Это был кот Васька, серый кот, с черной продольной по спине полосой, с змеисто-ласковым хвостом, с желтыми, внимательно-холодными глазами, с мягкими, бархатными лапами, в которые он сладострастно медленно то вбирал, то выпускал острые, кривые, белеющие когти.
Он не знал, где и когда родился, кто был его отец и мать, не знал, что такое твердая земля, не слышал шороха листьев и ветвей, не цеплялся острыми когтями в древесной коре, никогда не видел зданий, не лазил по крышам и не слышал тонкого мелодичного голоса кошечки.
Он знал только металлически-гладкую, твердую, всегда безукоризненно чистую поверхность палуб, по которой день и ночь, без перерыва, бежит так нервирующее содрогание, знал, что за краем, сколько глаз хватает, беспредельно волнующаяся вода.
В тихую погоду он лежал в носовом отверстии, откуда выходили якорные цепи, и часами глядел на спокойную, без конца бегущую навстречу воду, в которой стекловидно колышутся голубое небо и белые облака, на мелькающих темно-влажными спинами дельфинов и думал.
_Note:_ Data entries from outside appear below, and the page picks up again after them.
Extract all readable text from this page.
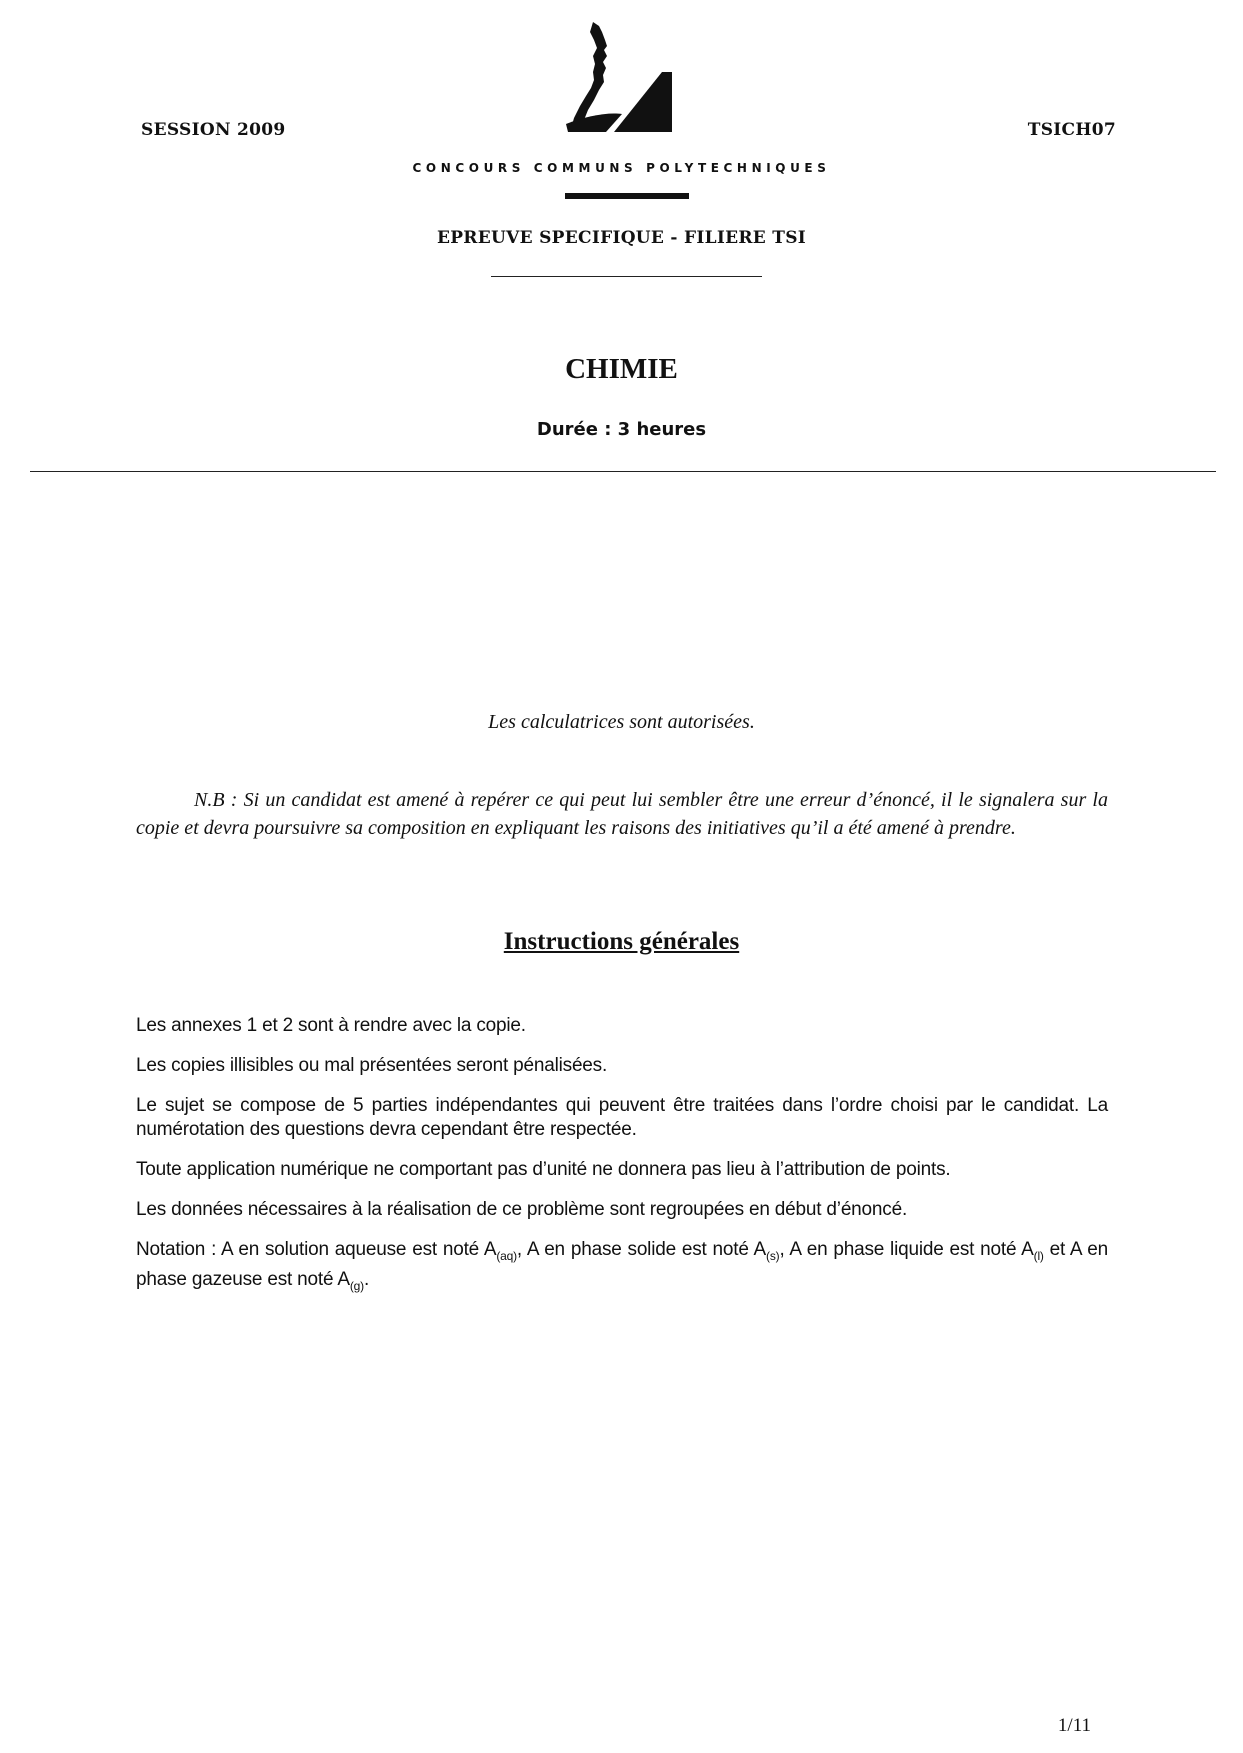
SESSION 2009	TSICH07
CONCOURS COMMUNS POLYTECHNIQUES
EPREUVE SPECIFIQUE - FILIERE TSI
CHIMIE
Durée : 3 heures
Les calculatrices sont autorisées.
N.B : Si un candidat est amené à repérer ce qui peut lui sembler être une erreur d’énoncé, il le signalera sur la copie et devra poursuivre sa composition en expliquant les raisons des initiatives qu’il a été amené à prendre.
Instructions générales
Les annexes 1 et 2 sont à rendre avec la copie.
Les copies illisibles ou mal présentées seront pénalisées.
Le sujet se compose de 5 parties indépendantes qui peuvent être traitées dans l’ordre choisi par le candidat. La numérotation des questions devra cependant être respectée.
Toute application numérique ne comportant pas d’unité ne donnera pas lieu à l’attribution de points.
Les données nécessaires à la réalisation de ce problème sont regroupées en début d’énoncé.
Notation : A en solution aqueuse est noté $A_{(aq)}$, A en phase solide est noté $A_{(s)}$, A en phase liquide est noté $A_{(l)}$ et A en phase gazeuse est noté $A_{(g)}$.
1/11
Во время бури беспробудно спал целыми сутками, свернувшись где-нибудь в темном укромном уголке. А когда производили учебную артиллерийскую стрельбу и тяжко все сотрясалось – он забирался в самый низ, и в темноте с беспокойной нервностью, лихорадочно горели два фосфорических глаза.
Весь броненосец Васька знал как свои пять пальцев. Он везде заглядывал, осторожно, деликатно нюхая, всюду ходил, мягко ступая беззвучными бархатными лапами; умел пользоваться подъемными машинами, часами сидел, дожидаясь, перед люком, где они ходили, прыгал на площадку, степенно, не шевелясь, сидел между матросами и безошибочно выскакивал именно на ту палубу, куда ему было нужно.
Спускался и в машинное отделение, где тоненько что-то шипело и, поблескивая, двигались бесчисленные части; заглядывал и к кочегарам, где было смертельно жарко и где он любил погреться, когда наверху свистел ветер и несло соленые брызги.